If I have an overall criticism of the film - I always roll my eyes a bit at the "hoarding guns is cool" thing in movies when our protagonist does it (and certainly plays into the delusional hero fantasies of many an American). The personal armory *does* seem like the likely scenario of a paranoiac in a place where guns are readily available. It also means this movie ends with Michael Meyers having access to a wall of firearms, which somehow doesn't come up.
It's possible the film could have dialed back some of Laurie's trauma. Laurie could have had a different life while still preparing. She didn't necessarily need to have spent every minute of 40 years preparing for the eventuality that a now 60 year old Michael Meyers would turn up and be a credible threat. We're only seeing her now as the woman who is aware that this is the most vulnerable she's been since 1978, so maybe she did have a life going on in bits and spurts (she did mother Judy Greer somewhere along the way***).
It sure also seems like one of the first things cops might have done was send cops to Michael Meyers' old street to keep an eye out. I'm not sure at all why that was left out as an idea.
So, yeah, it has its issues, but... it is much better than Halloween 6. At least it has some internal logic, and works very well as the modern catch-up to the character we once knew.

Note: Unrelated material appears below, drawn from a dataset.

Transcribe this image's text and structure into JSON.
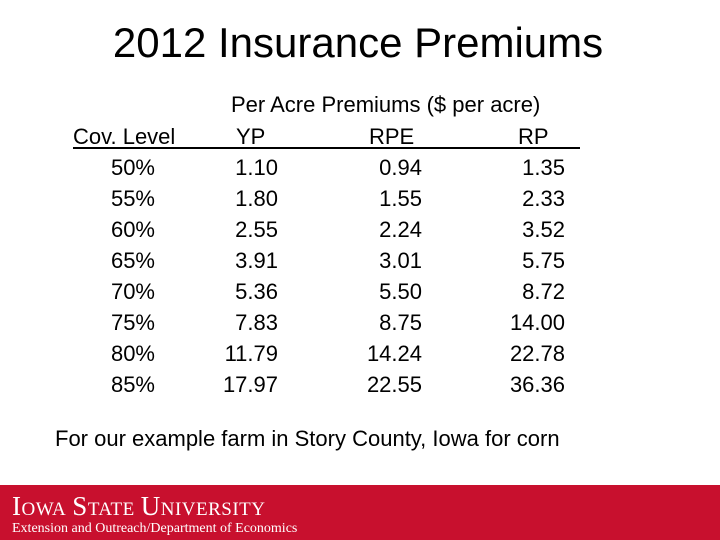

*I heard somewhere that Carpenter and Hill had a bag of "fall leaves" that they had to keep picking up after every sequence to re-use because they were filming in California and not in fall. Imagine an Avengers film where they keep re-using leaves.
**some day I need to do a podcast discussing just the nature of sequels and the attempts to make things bigger often make things laden with tropes and unnecessary nonsense
***I admit, I was a tad confused how old everyone was supposed to be in this. Curtis seems the right age, and biologically, the math works out, I guess? But the Strode women must be having babies right out of high school for a teenaged grandaughter to be running around. (Ie: Greer was three years old when Halloween hit theaters in '78, so she must be playing someone 5 years younger than herself her, which is buyable).